"C'EST UN MONDE EN SURCHAUFFE QUE NOUS PROMET LE RN" : PRES DE 3 000 SCIENTIFIQUES APPELLENT A SE MOBILISER CONTRE L'EXTREME DROITE
Ils sont près de 3 000. Des scientifiques ont signé mardi 25 juin une tribune publiée dans Le Nouvel Obs appelant à "une large mobilisation contre l'extrême droite" aux élections législatives des 30 juin et 7 juillet. "La société et les valeurs dans lesquelles nous nous inscrivons seraient gravement compromises dans un pays aux mains du Rassemblement national", écrivent-ils, dénonçant au passage "le discours dominant qui présente contre toute évidence le Nouveau Front populaire comme une menace pour la République".
Parmi les signataires, on trouve des chercheurs exerçant dans "toute la France" et issus de "toutes les disciplines", comme les climatologues Valérie Masson-Delmotte et Christophe Cassou, le géographe Gonéri Le Cozannet, le sociologue Didier Fassin, ou encore l'océanologue Catherine Jeandel, chevalier de la Légion d'honneur.

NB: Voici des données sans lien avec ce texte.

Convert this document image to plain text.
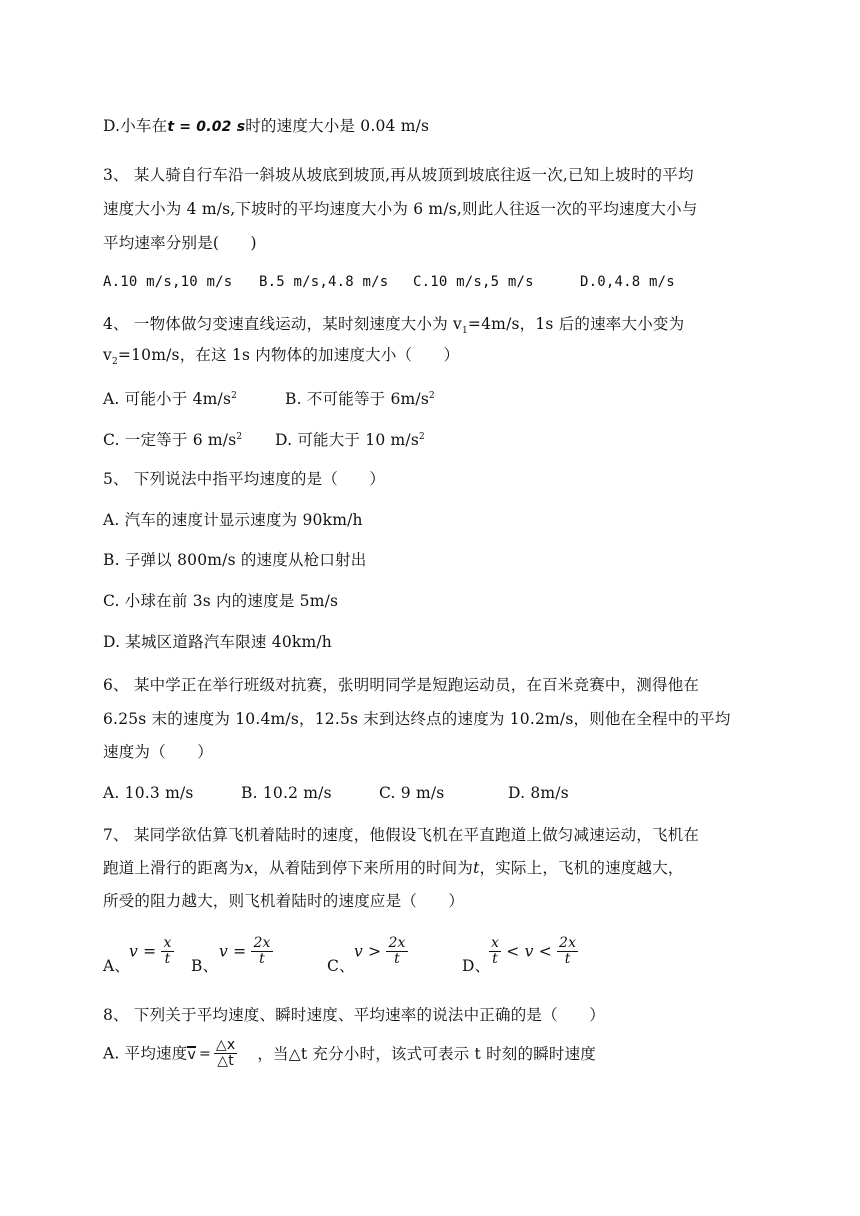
D.小车在t = 0.02 s时的速度大小是 0.04 m/s
3、 某人骑自行车沿一斜坡从坡底到坡顶,再从坡顶到坡底往返一次,已知上坡时的平均
速度大小为 4 m/s,下坡时的平均速度大小为 6 m/s,则此人往返一次的平均速度大小与
平均速率分别是(　　)
A.10 m/s,10 m/s B.5 m/s,4.8 m/s C.10 m/s,5 m/s	D.0,4.8 m/s
4、 一物体做匀变速直线运动，某时刻速度大小为 $v_1=4m/s$，1s 后的速率大小变为
$v_2=10m/s$，在这 1s 内物体的加速度大小（　　）
A. 可能小于 $4m/s^2$	B. 不可能等于 $6m/s^2$
C. 一定等于 6 $m/s^2$ D. 可能大于 10 $m/s^2$
5、 下列说法中指平均速度的是（　　）
A. 汽车的速度计显示速度为 90km/h
B. 子弹以 800m/s 的速度从枪口射出
C. 小球在前 3s 内的速度是 5m/s
D. 某城区道路汽车限速 40km/h
6、 某中学正在举行班级对抗赛，张明明同学是短跑运动员，在百米竞赛中，测得他在
6.25s 末的速度为 10.4m/s，12.5s 末到达终点的速度为 10.2m/s，则他在全程中的平均
速度为（　　）
A. 10.3 m/s	B. 10.2 m/s	C. 9 m/s	D. 8m/s
7、 某同学欲估算飞机着陆时的速度，他假设飞机在平直跑道上做匀减速运动，飞机在
跑道上滑行的距离为x，从着陆到停下来所用的时间为t，实际上，飞机的速度越大，
所受的阻力越大，则飞机着陆时的速度应是（　　）
A、
$v = \frac{x}{t}$ B、
$v = \frac{2x}{t}$	C、
$v > \frac{2x}{t}$	D、
$\frac{x}{t} < v < \frac{2x}{t}$
8、 下列关于平均速度、瞬时速度、平均速率的说法中正确的是（　　）
A. 平均速度 $v = \frac{\triangle x}{\triangle t}$ ，当△t 充分小时，该式可表示 t 时刻的瞬时速度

"Il y a chez le RN une remise en question de la parole scientifique. Mais nier les constats scientifiques n'est qu'un symptôme, une petite partie d'une remise en cause plus large qui nous inquiète beaucoup : celle de la démocratie et de l'Etat de droit", explique à franceinfo Milan Bouchet-Valat, l'un des initiateurs de la tribune, sociologue à l'Institut national d'études démographiques. "Rester silencieux revenait à cautionner la remise en cause de tous les principes sur lesquels est fondée la science : la pluralité, l'indépendance, etc", expose-t-il, affirmant que les signatures ont été réunies "très vite". "En moins de vingt-quatre heures, on avait déjà atteint les 1 000. Enormément de gens ressentent le besoin d'agir."
"Risques graves sur la recherche et l'enseignement"

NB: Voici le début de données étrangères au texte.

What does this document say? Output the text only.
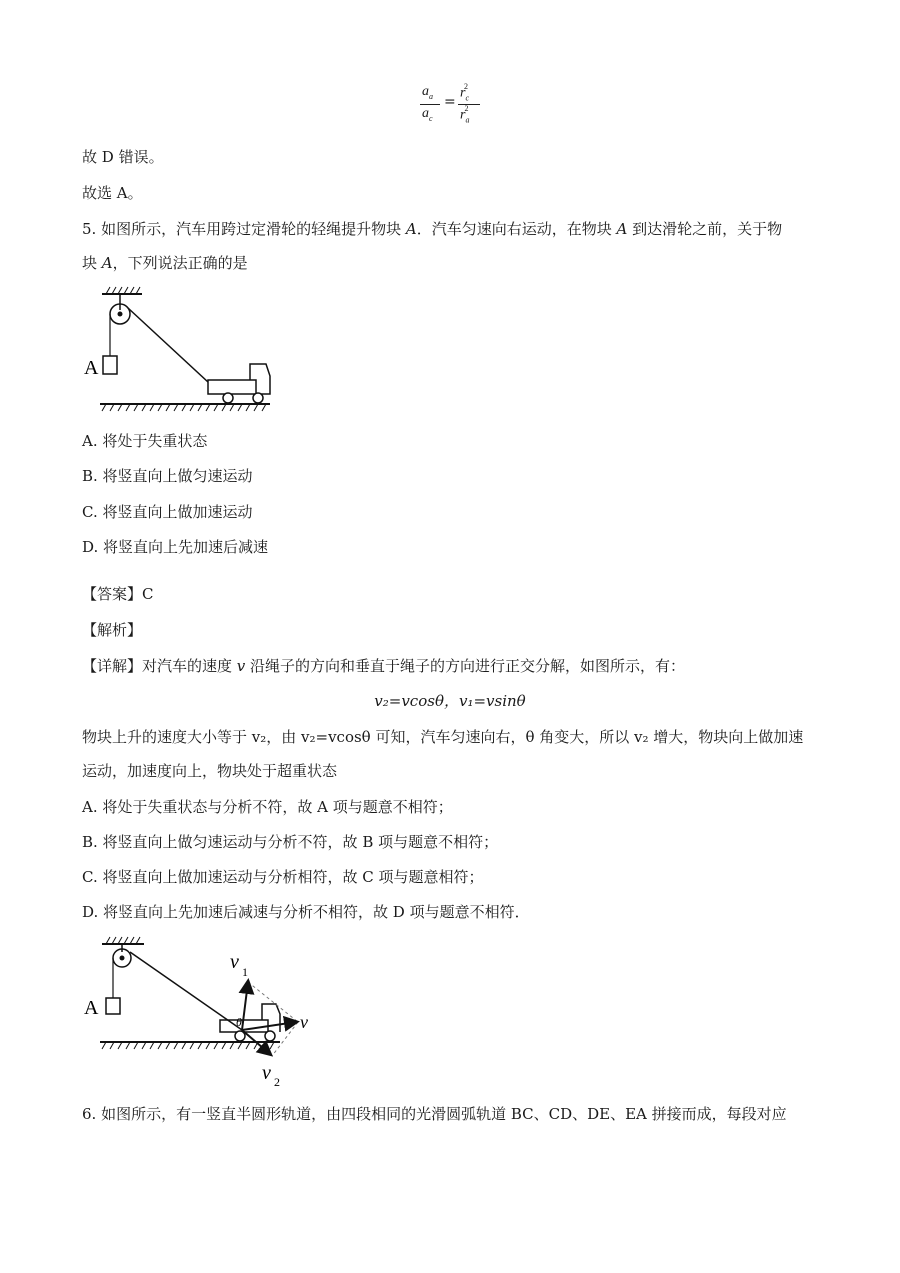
$a_a$
$a_c$
=
$r_c^2$
$r_a^2$
故 D 错误。
故选 A。
5. 如图所示，汽车用跨过定滑轮的轻绳提升物块 A．汽车匀速向右运动，在物块 A 到达滑轮之前，关于物
块 A，下列说法正确的是
A
A. 将处于失重状态
B. 将竖直向上做匀速运动
C. 将竖直向上做加速运动
D. 将竖直向上先加速后减速
【答案】C
【解析】
【详解】对汽车的速度 v 沿绳子的方向和垂直于绳子的方向进行正交分解，如图所示，有：
v₂=vcosθ，v₁=vsinθ
物块上升的速度大小等于 v₂，由 v₂=vcosθ 可知，汽车匀速向右，θ 角变大，所以 v₂ 增大，物块向上做加速
运动，加速度向上，物块处于超重状态
A. 将处于失重状态与分析不符，故 A 项与题意不相符；
B. 将竖直向上做匀速运动与分析不符，故 B 项与题意不相符；
C. 将竖直向上做加速运动与分析相符，故 C 项与题意相符；
D. 将竖直向上先加速后减速与分析不相符，故 D 项与题意不相符．
A
v 1
v
θ
v 2
6. 如图所示，有一竖直半圆形轨道，由四段相同的光滑圆弧轨道 BC、CD、DE、EA 拼接而成，每段对应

Initié par Scientifiques en rébellion, ce mouvement de scientifiques du climat connu pour ses actions de désobéissance civile, le texte s'inquiète des "risques graves sur la recherche et l'enseignement [et] sur la place accordée aux faits scientifiques dans le débat public" en cas d'arrivée au pouvoir de l'extrême droite, citant les exemples d'autres pays. "Au Brésil et aux Etats-Unis, on a assisté à des baisses drastiques de budgets dans l'éducation et la recherche" et "en Hongrie, le gouvernement de Viktor Orban a remis en question l'indépendance d'institutions académiques pour s'assurer qu'elles ne remettent pas en cause son idéologie".

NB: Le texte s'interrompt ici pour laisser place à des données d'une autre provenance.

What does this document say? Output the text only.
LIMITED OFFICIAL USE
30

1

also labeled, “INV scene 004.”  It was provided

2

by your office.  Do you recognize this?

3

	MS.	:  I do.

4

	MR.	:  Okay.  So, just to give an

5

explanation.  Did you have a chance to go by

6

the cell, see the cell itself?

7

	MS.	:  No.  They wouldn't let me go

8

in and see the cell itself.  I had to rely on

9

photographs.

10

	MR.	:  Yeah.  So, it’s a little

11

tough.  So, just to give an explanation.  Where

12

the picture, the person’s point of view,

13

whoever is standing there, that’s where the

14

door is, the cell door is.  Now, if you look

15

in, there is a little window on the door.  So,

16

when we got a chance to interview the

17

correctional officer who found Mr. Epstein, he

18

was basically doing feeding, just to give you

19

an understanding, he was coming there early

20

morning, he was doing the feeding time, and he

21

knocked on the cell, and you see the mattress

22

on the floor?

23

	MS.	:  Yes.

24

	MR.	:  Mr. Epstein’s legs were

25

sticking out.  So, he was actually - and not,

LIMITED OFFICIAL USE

"Les extrêmes droites développent la défiance envers les résultats de la recherche scientifique et adoptent une posture de post-vérité, où les dirigeants délivrent leurs propres 'faits alternatifs', sous couvert de liberté d’opinion. La vérité n’est pas une opinion ou une position exprimée par une autorité."
Les scientifiques critiquent également l'impact du programme du RN sur le climat et l'environnement. "Le RN se défend de tout climato-scepticisme, mais relativise les rapports du Giec. Il s'oppose au déploiement des énergies renouvelables, alors que tout miser sur le nucléaire ne permettrait pas de respecter l'accord de Paris à l'échelle française", alertent-ils. "C'est un monde bétonné, goudronné, pollué, en surchauffe et sans vie que nous promet le RN", alertent les scientifiques. Ils citent notamment l'opposition du parti d'extrême droite à l'électrification des transports, à l'objectif de zéro artificialisation nette des sols, ou encore la promesse de baisser les taxes sur les énergies fossiles, principale cause du réchauffement climatique. "Selon ce parti, toute mesure écologique est 'punitive'. De quel côté sera la punition dans un monde à +3 ou +4 °C ?", interrogent les auteurs de la tribune.